Lammert charakterisierte Europa als geschichtlich einmaliges Projekt, das noch im Werden ist. Als „historisch beispiellos und beispielhaft“ nannte er den Vorgang, dass Staaten ihre Souveränitätsrechte teilweise auf eine nichtstaatliche Gemeinschaft übertragen. In der voran gehenden Podiumsdiskussion debattierten Sylvia-Yvonne Kaufmann, Präsidiumsmitglied der Europa Union Deutschland, der österreichische Schriftsteller Robert Menasse, der Europaabgeordnete Thomas Mann, stellvertretender Vorsitzender im Europäischen Ausschuss für Beschäftigung und soziale Angelegenheiten, der Generalsekretär von SOLIDAR, Conny Reuter, sowie Rainer Wend, Präsident der Europäischen Bewegung Deutschland, über das Thema des Abends, Europa mitbestimmen.
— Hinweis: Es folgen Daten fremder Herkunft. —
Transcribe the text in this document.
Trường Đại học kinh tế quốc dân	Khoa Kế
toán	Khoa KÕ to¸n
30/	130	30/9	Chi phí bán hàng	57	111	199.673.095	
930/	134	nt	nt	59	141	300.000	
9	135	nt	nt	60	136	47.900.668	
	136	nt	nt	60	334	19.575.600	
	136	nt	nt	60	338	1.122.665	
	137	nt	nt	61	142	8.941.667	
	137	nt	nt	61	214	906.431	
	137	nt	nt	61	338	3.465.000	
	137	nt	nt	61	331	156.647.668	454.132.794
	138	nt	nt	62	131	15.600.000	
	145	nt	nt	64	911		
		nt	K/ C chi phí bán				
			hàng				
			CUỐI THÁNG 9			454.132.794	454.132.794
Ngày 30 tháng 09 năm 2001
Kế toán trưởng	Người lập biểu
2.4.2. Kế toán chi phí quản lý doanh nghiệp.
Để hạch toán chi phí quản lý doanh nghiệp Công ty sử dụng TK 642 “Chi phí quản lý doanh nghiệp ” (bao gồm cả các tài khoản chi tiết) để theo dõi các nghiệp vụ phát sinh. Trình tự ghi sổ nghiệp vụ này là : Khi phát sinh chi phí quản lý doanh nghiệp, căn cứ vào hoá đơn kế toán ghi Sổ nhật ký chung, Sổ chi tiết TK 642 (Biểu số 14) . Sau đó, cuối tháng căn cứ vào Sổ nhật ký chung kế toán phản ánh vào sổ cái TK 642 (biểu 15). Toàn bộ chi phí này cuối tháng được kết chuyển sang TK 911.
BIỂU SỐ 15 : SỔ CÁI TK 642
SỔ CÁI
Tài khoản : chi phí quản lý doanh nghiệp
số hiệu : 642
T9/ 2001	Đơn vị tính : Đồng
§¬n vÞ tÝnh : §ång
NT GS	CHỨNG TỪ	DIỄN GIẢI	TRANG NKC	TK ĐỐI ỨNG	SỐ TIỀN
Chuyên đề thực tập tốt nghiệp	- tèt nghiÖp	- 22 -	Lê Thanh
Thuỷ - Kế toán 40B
Menasse zitierte den ersten Präsidenten der Europäischen Wirtschaftsgemeinschaft, Walter Hallstein, mit den Worten, dass die europäische Idee die Überwindung der Nation sei. Für ihn gebe es keine wirklichen nationalen Interessen. Die größte Gefahr sei eine Nationalisierung der europäischen Politik, insbesondere durch den Europäischen Rat. Als Bedrohung der europäischen Integration machte er auch wohlmeinende Pro-Europäer aus, die mit Phrasen wie der Forderung nach „mehr Europa“ hantierten, ohne den Bürgern zu erklären, was sie konkret damit meinen. Kritisch zeigte Menasse sich auch gegenüber dem Ruf nach den Vereinigten Staaten von Europa, die ihn zu sehr an die USA erinnerten. Er sprach sich stattdessen für eine aufgeklärte, transnationale europäische Verfassung aus. Diese setze aber auch den gebildeten europäischen Citoyen voraus.
Beim Thema Europabildung herrschte Konsens in der von Andrea Despot, Europäische Akademie Berlin, moderierten Podiumsdiskussion. Alle Diskutanten pflichteten bei, dass mehr europäische Bildung vonnöten sei und dass das europäische Projekt besser erklärt werden müsse. Thomas Mann wies darauf hin, dass alle Ausschuss-Sitzungen im Europäischen Parlament öffentlich seien und per Video-Stream verfolgt werden könnten. Die EU sei kein Elitenprojekt, jeder könne sich einbringen.
EBD-Präsident Wend betonte die Wichtigkeit, auf die unterschiedliche Situation der Menschen einzugehen: „Einem CEO kann man sehr leicht die Vorteile der Europäischen Union erklären. Für einen arbeitslosen Jugendlichen in Spanien müssen wir genauso Argumente finden, wie Europa seine persönliche Situation verbessern kann." Solidar-Generalsekretär Reuter prangerte die soziale Schieflage und die steigenden Arbeitslosenzahlen in Europa an und sprach sich für eine bessere soziale Absicherung aus. Auch EUD-Präsidiumsmitglied Kaufmann wünschte sich mehr Solidarität in Europa. Erfolge würden oftmals als nationale Leistung angesehen, Misserfolge hingegen auf die EU abgewälzt. Hier sei eine ehrlichere Debatte angebracht.
EU-Kommissarin Viviane Reding forderte in einer Videobotschaft dazu auf, gemeinsam voran zu gehen und eine breite Debatte über die Zukunft Europas zu führen. Vor dem Hintergrund des Europäischen Jahres der Bürgerinnen und Bürger 2013 und ein Jahr vor den Europawahlen müsse die Aufforderung an die Bürgerinnen und Bürger lauten: „Join the debate“, so Reding.
In seinem Schlusswort begrüßte EUD-Präsident Rainer Wieland das bürgerschaftliche Engagement vieler Menschen. Bürgerbeteiligung kenne aber auch Grenzen. Nicht immer könne jeder alles mitentscheiden. Die repräsentative Demokratie sei eine große Errungenschaft, die es zu bewahren gelte.
Auftakt und Abschluss des Abends bildete eine Informationsbörse, die fortan immer einen themenbezogenen Rahmen für die Europäischen Abende bieten soll, wie dbb Bundesvorsitzender Klaus Dauderstädt ankündigte. „Europa ist nach mehreren Krisenjahren längst nicht mehr Kür, Europa ist Pflicht“, sagte der dbb Chef und fügte hinzu: „Mitbestimmen ist die Parole.“
Die Europäischen Abende sind eine gemeinsame Veranstaltungsreihe der Europa-Union, des dbb beamtenbund & tarifunion sowie der Vertretung der Europäischen Kommission. Der 18. Europäische Abend wurde auch vom Bundesnetzwerk Bürgerschaftliches Engagement unterstützt.